Aspects of the Hypermultiplet Moduli Space in String Duality

TL;DR

This paper explores the duality between type IIA string theory and heterotic string theory, focusing on the hypermultiplet moduli space and its mathematical structure, revealing deep geometric correspondences and implications for nonperturbative effects.

Contribution

It provides a detailed analysis of the hypermultiplet moduli space in dual string theories, highlighting a novel identification with integral cohomology structures and implications for mirror symmetry.

Findings

Identification of the hypermultiplet moduli space with integral cohomology structures

Insights into nonperturbative effects in both string theories

Examples involving bundles and point-like instantons on K3 surfaces

Abstract

A type IIA string (or F-theory) compactified on a Calabi-Yau threefold is believed to be dual to a heterotic string on a K3 surface times a 2-torus (or on a K3 surface). We consider how the resulting moduli space of hypermultiplets is identified between these two pictures in the case of the E8xE8 heterotic string.

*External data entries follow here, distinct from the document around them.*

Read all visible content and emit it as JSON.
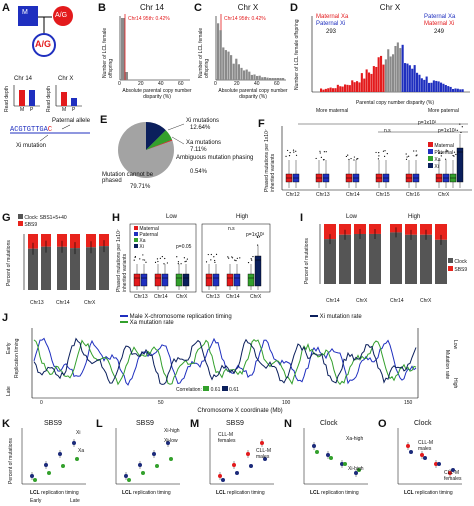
{
  "panel_letters": [
    "A",
    "B",
    "C",
    "D",
    "E",
    "F",
    "G",
    "H",
    "I",
    "J",
    "K",
    "L",
    "M",
    "N",
    "O"
  ],
  "colors": {
    "maternal": "#e31a1c",
    "paternal": "#1f2fbf",
    "xa": "#33a02c",
    "xi": "#0b1f5c",
    "clock": "#555555",
    "sbs9": "#e8231c",
    "gray": "#8a8a8a",
    "navy": "#1b2a7a"
  },
  "panelA": {
    "mother": "M",
    "father": "A/G",
    "child": "A/G",
    "chr14": "Chr 14",
    "chrx": "Chr X",
    "read_depth": "Read depth",
    "m": "M",
    "p": "P",
    "seq_prefix": "ACGTGTTGA",
    "seq_mut": "C",
    "paternal_allele": "Paternal allele",
    "xi_mutation": "Xi mutation"
  },
  "panelB": {
    "title": "Chr 14",
    "annotation": "Chr14 95th: 0.42%",
    "ylabel": "Number of LCL female offspring",
    "xlabel": "Absolute parental copy number disparity (%)",
    "xticks": [
      "0",
      "20",
      "40",
      "60"
    ],
    "yticks": [
      "0",
      "100",
      "200",
      "300"
    ]
  },
  "panelC": {
    "title": "Chr X",
    "annotation": "Chr14 95th: 0.42%",
    "ylabel": "Number of LCL female offspring",
    "xlabel": "Absolute parental copy number disparity (%)",
    "xticks": [
      "0",
      "20",
      "40",
      "60"
    ],
    "yticks": [
      "0",
      "20",
      "40",
      "60"
    ]
  },
  "panelD": {
    "title": "Chr X",
    "left_l1": "Maternal Xa",
    "left_l2": "Paternal Xi",
    "left_n": "293",
    "right_l1": "Paternal Xa",
    "right_l2": "Maternal Xi",
    "right_n": "249",
    "xlabel": "Parental copy number disparity (%)",
    "ylabel": "Number of LCL female offspring",
    "more_maternal": "More maternal",
    "more_paternal": "More paternal",
    "xticks": [
      "-60",
      "-40",
      "-20",
      "0",
      "20",
      "40",
      "60"
    ],
    "yticks": [
      "0",
      "20",
      "40"
    ]
  },
  "panelE": {
    "xi": "Xi mutations",
    "xi_pct": "12.64%",
    "xa": "Xa mutations",
    "xa_pct": "7.11%",
    "amb": "Ambiguous mutation phasing",
    "amb_pct": "0.54%",
    "cannot": "Mutation cannot be phased",
    "cannot_pct": "79.71%"
  },
  "panelF": {
    "ylabel": "Phased mutations per 1x10⁷ inherited variants",
    "legend": [
      "Maternal",
      "Paternal",
      "Xa",
      "Xi"
    ],
    "categories": [
      "Chr12",
      "Chr13",
      "Chr14",
      "Chr15",
      "Chr16",
      "ChrX"
    ],
    "p1": "p=1x10²",
    "p2": "n.s",
    "p3": "p=1x10³",
    "yticks": [
      "0",
      "20",
      "40",
      "60",
      "80"
    ]
  },
  "panelG": {
    "ylabel": "Percent of mutations",
    "legend1": "Clock: SBS1+5+40",
    "legend2": "SBS9",
    "groups": [
      "Chr13",
      "Chr14",
      "ChrX"
    ],
    "sub": [
      "Mat",
      "Pat",
      "Mat",
      "Pat",
      "Xa",
      "Xi"
    ],
    "yticks": [
      "0",
      "25",
      "50",
      "75",
      "100"
    ]
  },
  "panelH": {
    "low": "Low",
    "high": "High",
    "ylabel": "Phased mutations per 1x10⁷ inherited variants",
    "legend": [
      "Maternal",
      "Paternal",
      "Xa",
      "Xi"
    ],
    "groups": [
      "Chr13",
      "Chr14",
      "ChrX",
      "Chr13",
      "Chr14",
      "ChrX"
    ],
    "p1": "p=0.05",
    "p2": "n.s",
    "p3": "p=1x10³"
  },
  "panelI": {
    "low": "Low",
    "high": "High",
    "ylabel": "Percent of mutations",
    "groups": [
      "Chr14",
      "ChrX",
      "Chr14",
      "ChrX"
    ],
    "sub": [
      "Mat",
      "Pat",
      "Xa",
      "Xi",
      "Mat",
      "Pat",
      "Xa",
      "Xi"
    ],
    "legend1": "Clock",
    "legend2": "SBS9"
  },
  "panelJ": {
    "legend1": "Male X-chromosome replication timing",
    "legend2": "Xa mutation rate",
    "legend3": "Xi mutation rate",
    "early": "Early",
    "late": "Late",
    "left_axis": "Replication timing",
    "right_low": "Low",
    "right_high": "High",
    "right_axis": "Mutation rate",
    "xlabel": "Chromosome X coordinate (Mb)",
    "xticks": [
      "0",
      "50",
      "100",
      "150"
    ],
    "corr_label": "Correlation:",
    "corr1": "0.61",
    "corr2": "0.61"
  },
  "panelsKO": [
    {
      "letter": "K",
      "title": "SBS9",
      "labels": [
        "Xi",
        "Xa"
      ]
    },
    {
      "letter": "L",
      "title": "SBS9",
      "labels": [
        "Xi-high",
        "Xi-low"
      ]
    },
    {
      "letter": "M",
      "title": "SBS9",
      "labels": [
        "CLL-M females",
        "CLL-M males"
      ]
    },
    {
      "letter": "N",
      "title": "Clock",
      "labels": [
        "Xa-high",
        "Xi-high"
      ]
    },
    {
      "letter": "O",
      "title": "Clock",
      "labels": [
        "CLL-M males",
        "CLL-M females"
      ]
    }
  ],
  "bottom": {
    "ylabel": "Percent of mutations",
    "xlabel_bold": "LCL",
    "xlabel_rest": " replication timing",
    "early": "Early",
    "late": "Late"
  }
}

As examples we discuss SU(2)-bundles and G2-bundles on the K3 surface and the case of point-like instantons. We are lead to a rather beautiful identification between the integral cohomology of the Calabi-Yau threefold and some integral structures on the heterotic side somewhat reminiscent of mirror symmetry. We discuss the consequences for probing nonperturbative effects in the both the type IIA string and the heterotic string.